Erstes TV-Interview

Ferguson-Todesschütze “würde wieder so handeln”

Ausland
26.11.2014 06:32
Nach den Krawallen in der US-Kleinstadt Ferguson im Bundesstaat Missouri hat sich am Dienstag erstmals der Todesschütze Darren Wilson zu Wort gemeldet. Er bedauere den Tod des schwarzen Teenagers Michael Brown, würde aber wieder so handeln, sagte der Polizist dem TV-Sender ABC. Eine Geschworenenjury hatte am Montagabend beschlossen, dass keine Anklage gegen den weißen Polizisten erhoben wird. Danach brachen erneut Unruhen aus.

Er habe im August um sein Leben gefürchtet und nur seinen Job gemacht, sagte der Polizist nach Angaben des Senders weiter. Der Tod des jungen Afroamerikaners tue ihm zwar leid, er habe aber ein reines Gewissen, sagte Wilson gegenüber dem US-Sender.

"Er hat in seine Tasche gegriffen und blieb nicht stehen"
Wilson widersprach auch jener Version der Ereignisse des 9. August, die Freunde Browns und auch mehrere Augenzeugen immer wieder vorgebracht hatten, nämlich, dass er den unbewaffneten 18-Jährigen in den Rücken geschossen habe. "Er hat sich zu mir umgedreht und seine rechte Hand griff in die Tasche", so Wilson. Da er nicht und nicht stehen bleiben wollte, habe sich der Polizist bedroht gefühlt. Auf die Frage von ABC-Reporter George Stephanopoulos, ob er sich anders entschieden hätte, wäre Brown ein Weißer gewesen, antwortete der Polizist mit "absolut nicht".

Dass dieses Interview die Gemüter besänftigen wird, ist eher unwahrscheinlich. Zumal auch die Familienmitglieder Wilsons angefeindet und offenbar auch immer wieder mit dem Tod bedroht werden. Dies berichtete zumindest ein Familienangehöriger des Polizisten gegenüber der Online-Ausgabe der britischen "Daily Mail". "Wir werden euch töten, wir werden euer beschi**enes Haus niederbrennen", soll eine der mehr als eindeutigen Drohungen gelautet haben.

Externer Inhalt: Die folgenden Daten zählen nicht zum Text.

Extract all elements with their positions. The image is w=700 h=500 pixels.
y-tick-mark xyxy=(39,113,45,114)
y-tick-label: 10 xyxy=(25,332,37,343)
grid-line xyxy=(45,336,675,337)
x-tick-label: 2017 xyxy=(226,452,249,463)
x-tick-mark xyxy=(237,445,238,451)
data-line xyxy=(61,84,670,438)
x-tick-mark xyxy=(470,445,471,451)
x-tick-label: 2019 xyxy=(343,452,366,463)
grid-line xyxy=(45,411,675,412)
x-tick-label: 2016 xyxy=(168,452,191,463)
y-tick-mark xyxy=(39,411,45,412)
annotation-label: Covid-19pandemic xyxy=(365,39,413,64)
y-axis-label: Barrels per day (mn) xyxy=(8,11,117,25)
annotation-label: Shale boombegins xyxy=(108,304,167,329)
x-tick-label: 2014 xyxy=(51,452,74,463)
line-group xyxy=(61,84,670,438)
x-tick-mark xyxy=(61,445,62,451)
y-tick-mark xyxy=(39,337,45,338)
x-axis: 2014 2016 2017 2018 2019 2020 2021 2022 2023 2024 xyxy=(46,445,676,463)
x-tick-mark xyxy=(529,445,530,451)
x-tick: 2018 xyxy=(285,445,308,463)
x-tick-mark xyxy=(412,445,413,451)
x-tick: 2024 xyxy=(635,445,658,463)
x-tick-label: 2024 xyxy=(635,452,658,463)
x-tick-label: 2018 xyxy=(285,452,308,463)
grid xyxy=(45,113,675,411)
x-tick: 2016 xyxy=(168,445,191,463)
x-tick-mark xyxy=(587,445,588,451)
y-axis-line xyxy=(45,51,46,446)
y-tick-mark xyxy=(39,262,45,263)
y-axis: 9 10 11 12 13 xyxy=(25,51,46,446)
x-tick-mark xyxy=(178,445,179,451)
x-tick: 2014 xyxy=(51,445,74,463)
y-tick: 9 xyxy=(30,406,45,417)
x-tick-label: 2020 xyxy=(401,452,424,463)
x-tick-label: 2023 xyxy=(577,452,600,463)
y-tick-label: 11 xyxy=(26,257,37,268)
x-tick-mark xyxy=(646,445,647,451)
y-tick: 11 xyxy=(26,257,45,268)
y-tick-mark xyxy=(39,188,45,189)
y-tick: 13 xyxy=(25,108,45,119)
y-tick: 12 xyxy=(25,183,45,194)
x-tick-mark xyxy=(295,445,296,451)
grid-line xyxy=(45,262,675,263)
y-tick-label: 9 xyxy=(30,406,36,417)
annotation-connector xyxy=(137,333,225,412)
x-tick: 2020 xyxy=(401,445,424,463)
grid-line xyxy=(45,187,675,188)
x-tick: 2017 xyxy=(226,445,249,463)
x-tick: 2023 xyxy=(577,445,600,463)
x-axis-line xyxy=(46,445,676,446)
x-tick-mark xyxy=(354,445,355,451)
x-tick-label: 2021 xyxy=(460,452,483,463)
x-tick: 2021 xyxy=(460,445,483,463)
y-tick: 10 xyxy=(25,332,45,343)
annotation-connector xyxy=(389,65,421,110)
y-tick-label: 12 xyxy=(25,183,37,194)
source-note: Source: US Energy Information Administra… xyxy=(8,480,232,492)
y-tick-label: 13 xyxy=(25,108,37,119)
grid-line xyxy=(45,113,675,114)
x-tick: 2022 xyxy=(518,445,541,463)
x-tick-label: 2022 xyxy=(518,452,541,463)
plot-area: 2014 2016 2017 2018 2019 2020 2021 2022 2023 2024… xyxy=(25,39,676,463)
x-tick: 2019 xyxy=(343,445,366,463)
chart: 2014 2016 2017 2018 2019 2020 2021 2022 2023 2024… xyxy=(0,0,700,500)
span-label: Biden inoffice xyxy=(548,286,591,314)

Familie des Todesopfers übt massive Kritik an Entscheidung
Die Angehörigen des erschossenen Teenagers haben die juristische Aufarbeitung der tödlichen Polizeischüsse auf den schwarzen Jugendlichen scharf kritisiert. Der Prozess sei "vollkommen unfair" gewesen, ließ Anwalt Benjamin Crump am Dienstag in St. Louis seitens der Familie ausrichten. Der Staatsanwalt habe eine enge Beziehung zur lokalen Polizei in Ferguson und sei eine völlige Fehlbesetzung gewesen.

Daher habe man schon gegen seine Einsetzung protestiert und einen unabhängigen Ermittler gefordert, bevor die Geschworenenjury im August ihre Arbeit aufnahm. Der Anwalt Anthony Gray erklärte, die Beweise seien von der Staatsanwaltschaft bewusst auf eine Weise präsentiert worden, damit Wilson nicht angeklagt werde. Viele Fragen an die Zeugen seien zynisch und sarkastisch gewesen. Er betonte, dass die Ermittlungen der Bundesbehörden gegen den Beamten noch nicht abgeschlossen seien. Dass der Staatsanwalt alle Unterlangen der eigentlich geheimen Jury-Sitzung öffentlich machte, sei ein Trick. "Wenn man etwas wirklich verstecken will, dann versteckt man es vor aller Augen", sagte Gray.

Weitere Proteste vorerst friedlich
Indes haben in der Nacht auf Mittwoch in den USA weitere Proteste gegen den Entscheid der Jury stattgefunden. Von New York über Boston, Denver, Dallas und Atlanta bis nach Los Angeles wurde in fast allen größeren Städten des Landes protestiert. Im Gegensatz zum Dienstag verliefen die Veranstaltungen aber friedlich. In Ferguson selbst versammelten sich rund 300 Menschen vor der Polizeistation, um zu demonstrieren. Als die Polizei die Menge aufforderte, die Straße zu räumen, kam es nach Angaben eines Reporters zu mindestens zwei Festnahmen. Von gröberen Auseinandersetzungen wurde nicht berichtet.

Zur Vermeidung erneuter Unruhen und Plünderungen hatte der Gouverneur von Missouri, Jay Nixon, zuvor weitere Mitglieder der Nationalgarde in die Kleinstadt beordert. "Die Gewalt, die wir in Teilen von Ferguson in der vergangenen Nacht gesehen haben, ist inakzeptabel", sagte Nixon. Die zusätzlichen Nationalgardisten sollen demnach für die Sicherheit des Polizeireviers und der Bevölkerung sorgen.